# Positive Deviations = Negative Deviations?

• Mar 20th 2009, 11:23 PM
mibamars
Positive Deviations = Negative Deviations?
Show that for ANY data set, the sum of the positive deviations from the eman must be exactly equal to the sum of negative deviations from the mean?

I can work this out when subbing in values, but can anyone prove it with formulae?
• Mar 22nd 2009, 05:25 AM
HallsofIvy
Quote:

Originally Posted by mibamars
Show that for ANY data set, the sum of the positive deviations from the eman must be exactly equal to the sum of negative deviations from the mean?

I can work this out when subbing in values, but can anyone prove it with formulae?

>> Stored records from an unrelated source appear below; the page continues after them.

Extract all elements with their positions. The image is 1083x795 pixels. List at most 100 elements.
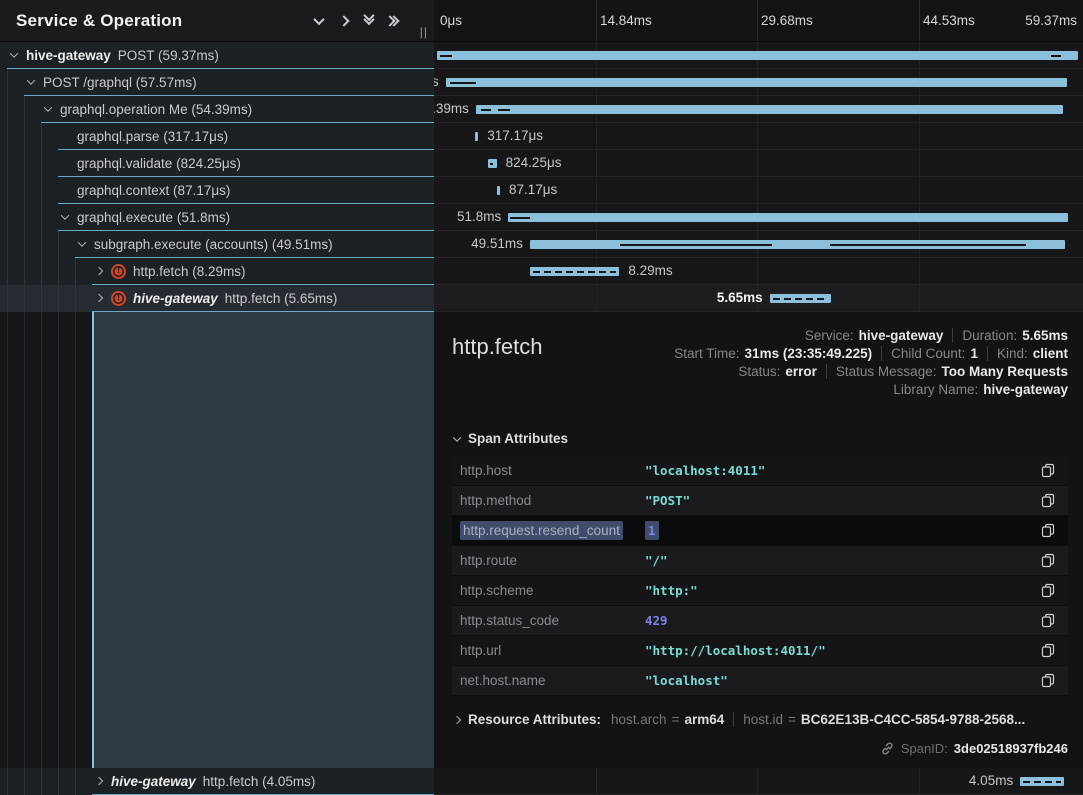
resource-attributes-row[interactable]: Resource Attributes: host.arch = arm64 host…	[454, 712, 1068, 727]
span-timeline-cell[interactable]: 49.51ms	[434, 231, 1083, 258]
span-tree-cell[interactable]: hive-gateway POST (59.37ms)	[0, 42, 434, 69]
attribute-row[interactable]: http.route "/"	[452, 546, 1068, 576]
span-timeline-cell[interactable]	[434, 42, 1083, 69]
attribute-key: http.status_code	[460, 613, 560, 628]
equals-sign: =	[671, 712, 680, 727]
indent-guide	[41, 177, 58, 204]
collapse-chevron-icon[interactable]	[9, 49, 19, 58]
copy-icon[interactable]	[1040, 493, 1056, 509]
collapse-chevron-icon[interactable]	[43, 103, 53, 112]
span-duration-bar[interactable]	[497, 186, 500, 195]
span-timeline-cell[interactable]: 5.65ms	[434, 285, 1083, 312]
meta-value: Too Many Requests	[941, 364, 1068, 379]
span-tree-cell[interactable]: graphql.execute (51.8ms)	[0, 204, 434, 231]
attribute-row[interactable]: net.host.name "localhost"	[452, 666, 1068, 696]
attribute-row[interactable]: http.status_code 429	[452, 606, 1068, 636]
copy-icon[interactable]	[1040, 583, 1056, 599]
trace-span-row[interactable]: graphql.parse (317.17μs) 317.17μs	[0, 123, 1083, 150]
collapse-chevron-icon[interactable]	[77, 238, 87, 247]
copy-icon[interactable]	[1040, 613, 1056, 629]
span-tree-cell[interactable]: hive-gateway http.fetch (4.05ms)	[0, 768, 434, 795]
resource-key: host.id	[743, 712, 784, 727]
span-timeline-cell[interactable]: 57.57ms	[434, 69, 1083, 96]
span-tree-cell[interactable]: subgraph.execute (accounts) (49.51ms)	[0, 231, 434, 258]
expand-chevron-icon[interactable]	[94, 776, 104, 786]
span-timeline-cell[interactable]: 4.05ms	[434, 768, 1083, 795]
span-tree-cell[interactable]: graphql.context (87.17μs)	[0, 177, 434, 204]
span-duration-bar[interactable]	[508, 213, 1068, 222]
operation-name: graphql.parse (317.17μs)	[77, 128, 229, 144]
span-duration-bar[interactable]	[487, 159, 497, 168]
meta-line: Status: error Status Message: Too Many Requ…	[738, 364, 1068, 379]
trace-span-row[interactable]: POST /graphql (57.57ms) 57.57ms	[0, 69, 1083, 96]
attribute-row[interactable]: http.request.resend_count 1	[452, 516, 1068, 546]
span-tree-cell[interactable]: ! http.fetch (8.29ms)	[0, 258, 434, 285]
trace-span-row[interactable]: graphql.operation Me (54.39ms) 54.39ms	[0, 96, 1083, 123]
span-tree-cell[interactable]: graphql.operation Me (54.39ms)	[0, 96, 434, 123]
trace-span-row[interactable]: ! hive-gateway http.fetch (5.65ms) 5.65ms	[0, 285, 1083, 312]
span-duration-bar[interactable]	[769, 294, 831, 303]
span-duration-bar[interactable]	[1020, 777, 1064, 786]
copy-icon[interactable]	[1040, 673, 1056, 689]
panel-resize-handle[interactable]: ||	[419, 25, 428, 39]
span-duration-bar[interactable]	[445, 78, 1068, 87]
resource-value: BC62E13B-C4CC-5854-9788-2568...	[800, 712, 1026, 727]
span-duration-bar[interactable]	[529, 240, 1065, 249]
trace-span-row[interactable]: graphql.context (87.17μs) 87.17μs	[0, 177, 1083, 204]
operation-name: graphql.validate (824.25μs)	[77, 155, 241, 171]
expand-chevron-icon[interactable]	[94, 293, 104, 303]
operation-name: http.fetch (4.05ms)	[202, 773, 316, 789]
span-duration-bar[interactable]	[475, 105, 1064, 114]
copy-icon[interactable]	[1040, 523, 1056, 539]
span-tree-cell[interactable]: graphql.validate (824.25μs)	[0, 150, 434, 177]
trace-span-row[interactable]: ! http.fetch (8.29ms) 8.29ms	[0, 258, 1083, 285]
trace-span-row[interactable]: hive-gateway http.fetch (4.05ms) 4.05ms	[0, 768, 1083, 795]
attribute-row[interactable]: http.url "http://localhost:4011/"	[452, 636, 1068, 666]
link-icon[interactable]	[880, 741, 895, 756]
service-name: hive-gateway	[111, 773, 196, 789]
span-duration-bar[interactable]	[529, 267, 620, 276]
span-timeline-cell[interactable]: 317.17μs	[434, 123, 1083, 150]
trace-span-row[interactable]: graphql.execute (51.8ms) 51.8ms	[0, 204, 1083, 231]
span-timeline-cell[interactable]: 51.8ms	[434, 204, 1083, 231]
indent-guide	[7, 231, 24, 258]
trace-span-row[interactable]: graphql.validate (824.25μs) 824.25μs	[0, 150, 1083, 177]
copy-icon[interactable]	[1040, 463, 1056, 479]
span-timeline-cell[interactable]: 87.17μs	[434, 177, 1083, 204]
sub-span-dash	[510, 216, 531, 219]
collapse-chevron-icon[interactable]	[60, 211, 70, 220]
resource-value: arm64	[684, 712, 725, 727]
span-duration-bar[interactable]	[437, 51, 1079, 60]
timeline-ruler[interactable]: 0μs 14.84ms 29.68ms 44.53ms 59.37ms	[434, 0, 1083, 42]
collapse-all-icon[interactable]	[363, 9, 375, 25]
span-tree-cell[interactable]: ! hive-gateway http.fetch (5.65ms)	[0, 285, 434, 312]
indent-guide	[58, 231, 75, 258]
span-tree-cell[interactable]: graphql.parse (317.17μs)	[0, 123, 434, 150]
span-id-row: SpanID: 3de02518937fb246	[452, 741, 1068, 756]
collapse-chevron-icon[interactable]	[26, 76, 36, 85]
attribute-row[interactable]: http.scheme "http:"	[452, 576, 1068, 606]
indent-guide	[41, 285, 58, 312]
span-duration-bar[interactable]	[474, 132, 479, 141]
expand-all-icon[interactable]	[384, 14, 400, 27]
span-timeline-cell[interactable]: 54.39ms	[434, 96, 1083, 123]
sub-span-dashes	[772, 297, 828, 300]
sub-span-dashes	[532, 270, 617, 273]
span-tree-cell[interactable]: POST /graphql (57.57ms)	[0, 69, 434, 96]
copy-icon[interactable]	[1040, 643, 1056, 659]
trace-span-row[interactable]: hive-gateway POST (59.37ms)	[0, 42, 1083, 69]
collapse-one-icon[interactable]	[313, 13, 325, 28]
attribute-row[interactable]: http.method "POST"	[452, 486, 1068, 516]
attribute-row[interactable]: http.host "localhost:4011"	[452, 456, 1068, 486]
attribute-value: "localhost:4011"	[645, 463, 766, 478]
trace-span-row[interactable]: subgraph.execute (accounts) (49.51ms) 49…	[0, 231, 1083, 258]
span-attributes-header[interactable]: Span Attributes	[452, 431, 1068, 446]
copy-icon[interactable]	[1040, 553, 1056, 569]
expand-chevron-icon[interactable]	[94, 266, 104, 276]
expand-one-icon[interactable]	[338, 13, 350, 28]
span-timeline-cell[interactable]: 824.25μs	[434, 150, 1083, 177]
sub-span-dash	[829, 243, 1026, 246]
indent-guide	[41, 123, 58, 150]
span-timeline-cell[interactable]: 8.29ms	[434, 258, 1083, 285]
operation-name: graphql.operation Me (54.39ms)	[60, 101, 253, 117]
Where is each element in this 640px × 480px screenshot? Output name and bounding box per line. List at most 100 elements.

I presume that by "deviation from the mean" you mean simply the value minus the mean.: $x_i- \mu$. Mean itself is defined by $\mu= \frac{\sum x_i}{n}$ so the sum of deviations is $\sum (x_i-\mu)= \sum x_i- \sum \mu$. But $\mu$ is a constant so $\sum \mu= n\mu=n\frac{\sum x_i}{n}= \sum x_i$. Putting those together, $\sum (x_i- \mu)= \sum x_i- \sum x_i= 0$. Since that sum is 0, the negative values and positive values must cancel.